Oddly one of the 2010 boxes I have is a N36L, they are even now amazingly good basic home NAS devices, the only caveat in your case is finding a Nvidia GPU that’s single slot, low power and runs cool, consumer SKU’s only handle 2 streams without driver patching, but it’s pretty well documented.
 
Thanks again for your replys, does anyone have any hardware recommendations for an unraid setup, I only have a 1tb drive that would be freed up and it is quite old so I probably would buy a set of new drives.
 
Find a CPU that has enough grunt for any Plex duties you need and build it around that, as if anything becomes a bottleneck it will be that. Then ensure your motherboard has lots of SATA ports or you know how you'll add more in the future. I'd also advocate as efficient a power supply as you can stretch to if you're in it for the long haul. A small SSD as a cache drive makes dockers and VMs much better in UnRaid and for storage then pick drives designed to be on all the time like WD Reds. UnRaid I don't think benefits from stuff like ECC Ram and in my experience is reasonably efficient on the RAM front so doesn't need masses of it unless you're going to run dozens of containers and VMs at the same time.

Depending on your level of comfort many folks buy WD desktop or NAS enclosures with drives in. For 8TB+ the hard drives inside these enclosures are designed for 24/7 use and it is cheaper to buy them that way than the raw drive, although forget about warranty doing it that way.
 
Why if anything do you already have from previous builds/upgrades if anything?
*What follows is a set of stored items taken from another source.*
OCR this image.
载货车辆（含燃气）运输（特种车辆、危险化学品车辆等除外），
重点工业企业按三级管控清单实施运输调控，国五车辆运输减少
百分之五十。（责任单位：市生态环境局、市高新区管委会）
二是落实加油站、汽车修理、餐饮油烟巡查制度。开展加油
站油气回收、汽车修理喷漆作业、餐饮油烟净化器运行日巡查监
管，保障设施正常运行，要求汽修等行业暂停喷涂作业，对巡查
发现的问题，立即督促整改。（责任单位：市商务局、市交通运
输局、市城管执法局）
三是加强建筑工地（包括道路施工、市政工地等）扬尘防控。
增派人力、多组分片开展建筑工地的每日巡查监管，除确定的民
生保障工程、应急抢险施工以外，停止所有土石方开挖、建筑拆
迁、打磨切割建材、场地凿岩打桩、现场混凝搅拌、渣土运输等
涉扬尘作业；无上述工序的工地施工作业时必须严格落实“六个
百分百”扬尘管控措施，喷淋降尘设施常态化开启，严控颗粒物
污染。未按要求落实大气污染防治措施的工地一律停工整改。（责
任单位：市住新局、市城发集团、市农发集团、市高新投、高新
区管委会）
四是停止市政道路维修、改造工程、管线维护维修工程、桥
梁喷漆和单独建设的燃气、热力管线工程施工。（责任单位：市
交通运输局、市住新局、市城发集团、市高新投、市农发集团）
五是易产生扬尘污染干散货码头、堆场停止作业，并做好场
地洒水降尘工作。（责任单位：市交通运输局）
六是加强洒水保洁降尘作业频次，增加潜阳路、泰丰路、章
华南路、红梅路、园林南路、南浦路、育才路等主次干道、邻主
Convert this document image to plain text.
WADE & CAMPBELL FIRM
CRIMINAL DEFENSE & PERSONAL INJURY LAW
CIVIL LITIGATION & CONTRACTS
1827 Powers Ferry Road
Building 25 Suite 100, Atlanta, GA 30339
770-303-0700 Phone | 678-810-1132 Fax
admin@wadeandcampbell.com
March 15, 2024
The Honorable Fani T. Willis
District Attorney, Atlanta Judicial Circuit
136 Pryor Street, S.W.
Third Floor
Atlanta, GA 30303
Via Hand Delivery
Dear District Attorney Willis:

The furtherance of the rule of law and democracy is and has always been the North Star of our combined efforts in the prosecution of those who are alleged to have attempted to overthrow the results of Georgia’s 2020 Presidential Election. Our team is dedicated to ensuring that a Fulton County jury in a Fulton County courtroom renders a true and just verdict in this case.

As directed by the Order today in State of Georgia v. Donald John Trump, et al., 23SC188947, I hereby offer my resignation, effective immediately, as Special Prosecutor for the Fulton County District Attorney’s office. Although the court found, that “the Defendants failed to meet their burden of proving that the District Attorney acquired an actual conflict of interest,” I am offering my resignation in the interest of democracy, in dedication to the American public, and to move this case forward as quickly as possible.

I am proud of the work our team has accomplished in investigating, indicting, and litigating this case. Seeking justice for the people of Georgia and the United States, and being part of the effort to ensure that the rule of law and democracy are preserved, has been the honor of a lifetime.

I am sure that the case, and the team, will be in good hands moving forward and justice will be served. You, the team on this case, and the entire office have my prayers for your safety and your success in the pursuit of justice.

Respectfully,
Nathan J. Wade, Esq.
Decide on what your Plex requirements actually are - local transcoding of anything but audio shouldn’t generally be a thing, 4K transcoding shouldn’t be a thing ever, that leaves remote users which are usually limited by your uplink before anything else in the UK. Plex’s published CPU metric is 2k of CPU mark per 1080 AV transcode at a reasonable bit-rate, add the overhead for OS and background tasks and then consider if the box will be running things like VPN or processing NZB derived content and doing repairs etc. Personally i’d go with an NVMe SSD for cache/docker/VM use, though AHCI will generally work OK in most scenario’s, but the price difference is minimal and the performance isn’t. Generally intel NIC’s are preferable and if you need to add SATA ports then H200/310’s are circa £30 for an 8 port set-up, just remember it won’t support TRIM so SSD’s on the motherboard controller.
 
I've found a cache drive to be completely unnecessary. It's something I'd look at again if I start running anything more intensive than Plex and hit a problem, but my Unraid box performs just fine without one.